Prediction of Pedestrian Speed with Artificial Neural Networks
Antoine Tordeux, Mohcine Chraibi, Armin Seyfried, Andreas, Schadschneider

TL;DR
This paper explores using artificial neural networks to predict pedestrian speeds in complex environments, showing they outperform classical models in differentiating geometries and improving speed estimates.
Contribution
It introduces a neural network approach for pedestrian speed prediction and demonstrates its effectiveness over classical models in mixed geometry scenarios.
Findings
Neural networks can differentiate between corridor and bottleneck geometries.
Neural networks improve pedestrian speed estimation in mixed environments.

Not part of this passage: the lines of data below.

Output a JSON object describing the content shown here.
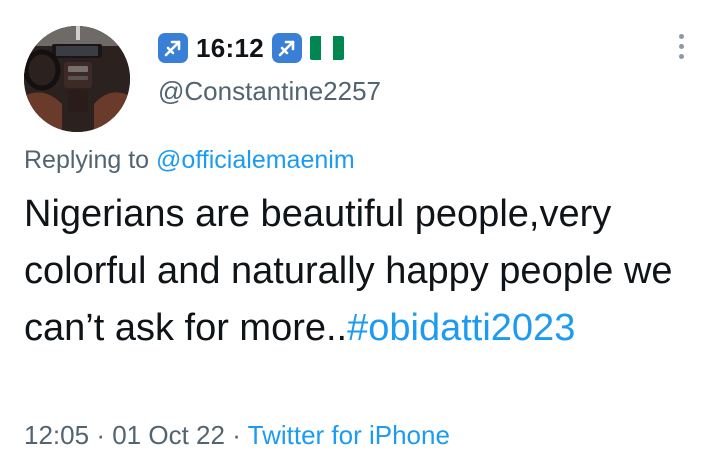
{
  "author": {
    "display_name": "16:12",
    "handle": "@Constantine2257",
    "badge_icon": "sagittarius-icon",
    "flag_icon": "nigeria-flag-icon",
    "flag_colors": [
      "#008751",
      "#ffffff",
      "#008751"
    ]
  },
  "reply": {
    "prefix": "Replying to",
    "target": "@officialemaenim"
  },
  "tweet": {
    "text": "Nigerians are beautiful people,very colorful and naturally happy people we can’t ask for more..",
    "hashtag": "#obidatti2023"
  },
  "meta": {
    "time": "12:05",
    "separator": "·",
    "date": "01 Oct 22",
    "source": "Twitter for iPhone"
  },
  "colors": {
    "link": "#1d9bf0",
    "secondary_text": "#536471",
    "badge": "#3a7fd6"
  }
}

Classical models are less effective in complex, variable geometries.
Abstract
Pedestrian behaviours tend to depend on the type of facility. Therefore accurate predictions of pedestrians movements in complex geometries (including corridor, bottleneck or intersection) are difficult to achieve for classical models with few parameters. Artificial neural networks have multiple parameters and are able to identify various types of patterns. They could be a suitable alternative for forecasts. We aim in this paper to present first steps testing this approach. We compare estimations of pedestrian speed with a classical model and a neural network for combinations of corridor and bottleneck experiments. The results show that the neural network is able to differentiate the two geometries and to improve the estimation of pedestrian speeds when the geometries are mixed.